The incidence of shivering in Group B was higher (N=8) as compared to those in Group A (N=4). All our patients received granisetron at the same time, which was prior to induction, but the duration of surgery varied between 60 to 180 minutes. In group B, 6 out of those 8 patients had surgery that took longer than 150 minutes which could explain the higher incidence of Grade 1 shivering. Patidar & Tiwari (2018) demonstrated a lower shivering severity after giving IV granisetron 40 mcg/kg at the end of surgery whilst Iqbal et al. showed the opposite results when IV granisetron was administered prior to induction. Both studies had a duration of surgery of 120 to 180 minutes, respectively (Iqbal et al. 2009; Patidar & Tiwari 2018).

Inhalational agent such as isoflurane exhibits a postoperative effect of tonic stiffening pattern of muscular activity that may be more pronounced with an end-tidal concentration of isoflurane of 0.3% (Bhattacharya et al. 2003).
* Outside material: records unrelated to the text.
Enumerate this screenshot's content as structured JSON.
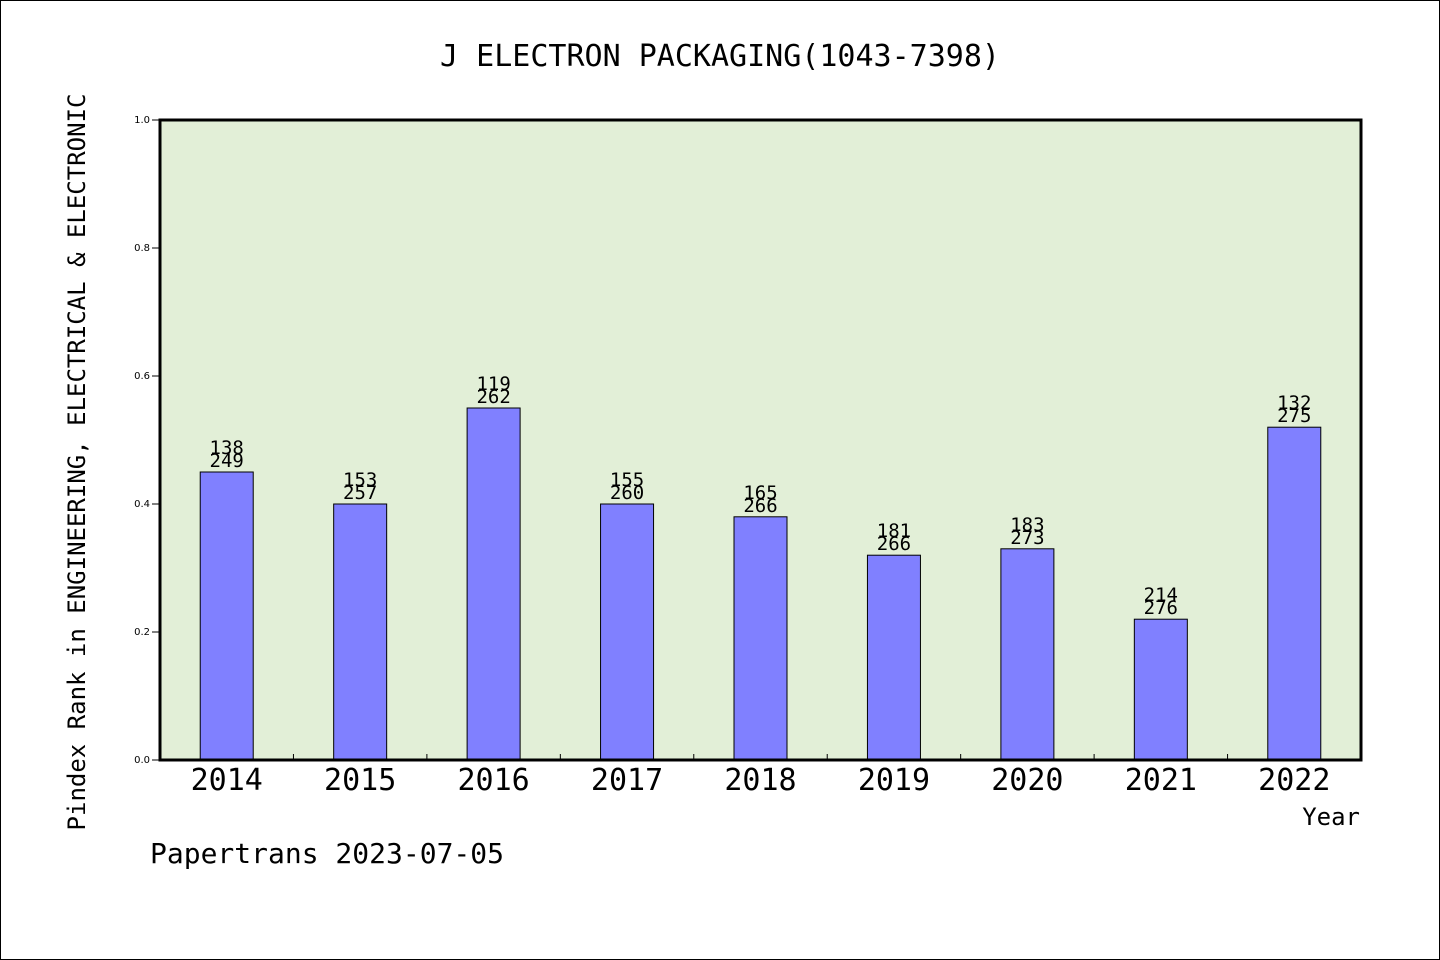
{
  "chart_data": {
    "type": "bar",
    "title": "J ELECTRON PACKAGING(1043-7398)",
    "xlabel": "Year",
    "ylabel": "Pindex Rank in ENGINEERING, ELECTRICAL & ELECTRONIC",
    "footer": "Papertrans 2023-07-05",
    "categories": [
      "2014",
      "2015",
      "2016",
      "2017",
      "2018",
      "2019",
      "2020",
      "2021",
      "2022"
    ],
    "values": [
      0.45,
      0.4,
      0.55,
      0.4,
      0.38,
      0.32,
      0.33,
      0.22,
      0.52
    ],
    "rank_labels": [
      "138",
      "153",
      "119",
      "155",
      "165",
      "181",
      "183",
      "214",
      "132"
    ],
    "total_labels": [
      "249",
      "257",
      "262",
      "260",
      "266",
      "266",
      "273",
      "276",
      "275"
    ],
    "ylim": [
      0,
      1.0
    ],
    "yticks": [
      "0.0",
      "0.2",
      "0.4",
      "0.6",
      "0.8",
      "1.0"
    ],
    "grid": false,
    "colors": {
      "plot_bg": "#e2efd7",
      "bar": "#8080ff",
      "axis": "#000000"
    }
  }
}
This may be confused with the normal thermoregulatory shivering. There was a 66.7% incidence of shivering reported after using isoflurane and a 30% incidence of shivering with sevoflurane (Iqbal et al. 2009; Vasantha et al. 2016). In our study, the patients were maintained under general anaesthesia with sevoflurane in a mixture of oxygen and air. Our results showed that the incidence of shivering was 16.7% amongst those who received 3mg IV granisetron, which was much lower compared to other studies. However, only 8.3% of patients in Group A who received 2mg of granisetron shivered.

From our study, none of the patients experienced nausea and vomiting postoperatively, which was not surprising as granisetron itself is also an antiemetic agent. There was no incidence of headache despite a higher dose of IV granisetron (20 and 40 mcg/kg) used in this study. Similarly, previous studies did not reveal any side effects such as headache, dizziness or constipation as well when granisetron was used at high doses (Sajedi et al. 2008; Iqbal et al. 2009; Mahmoud & Zaki 2013; Gargari & Anvari 2017). All patients were not hypothermic and therefore did not require any intervention such as active warming or IV pethidine as a rescue drug in the recovery area. Those patients who shivered did not require any active intervention because the intensity of shivering was mild. They were safely discharged from the OT after 30 minutes with a mean core temperature of 36.4°C and shivering score of zero. 
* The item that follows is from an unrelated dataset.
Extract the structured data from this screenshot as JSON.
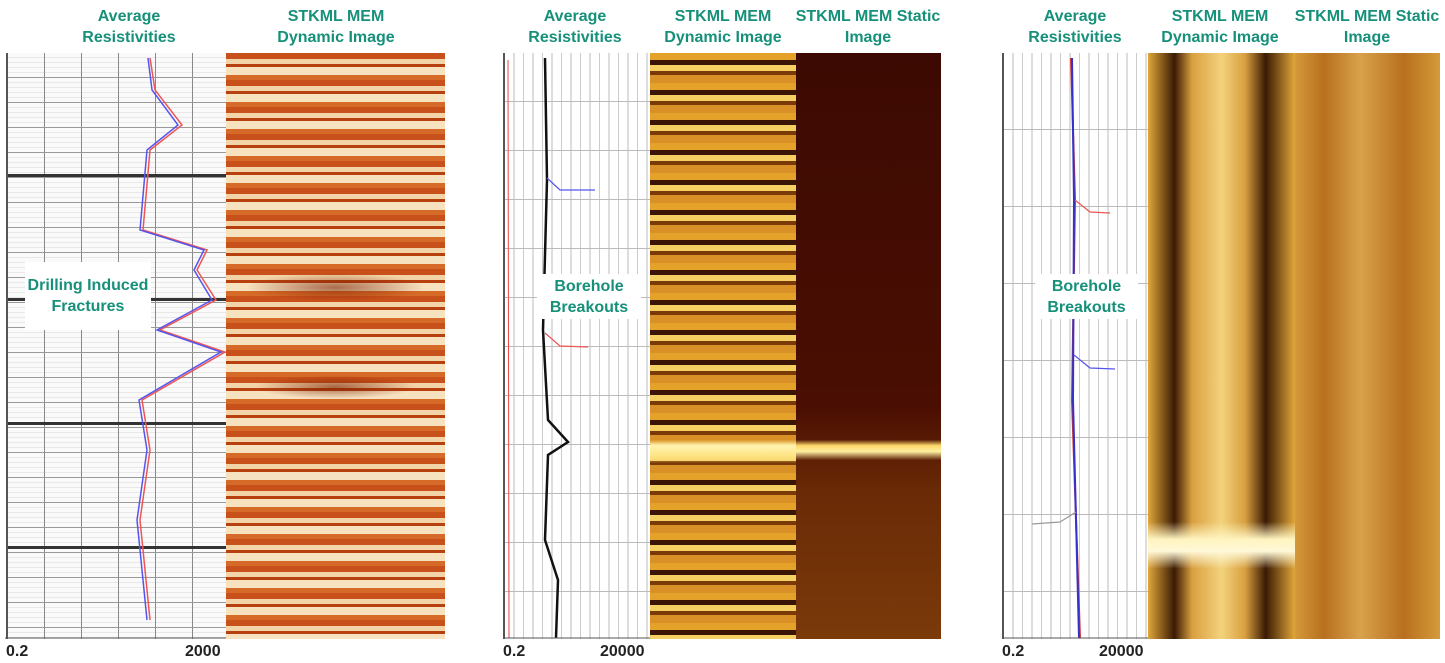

The interpretation of our results from this study may be limited because of the small sample size which may be insufficient to observe the low incidence of possible side effects with a larger dose of IV granisetron, such as headache, dizziness and constipation. Our cohort of patients was randomised according to cases on a daily basis. The significant difference in weight and BMI was by chance. During the surgery, we did not standardise the temperature of the surgical irrigation fluids used.  The amount of blood loss, volume and temperature of irrigation fluids used intraoperatively were not taken into account in this study as well.

Conclusion

Prophylactic IV granisetron of 2 mg and 3 mg were equally effective in reducing the incidence and severity of post-anaesthetic shivering among gynaecological patients undergoing surgery under general anaesthesia with no untoward side effects.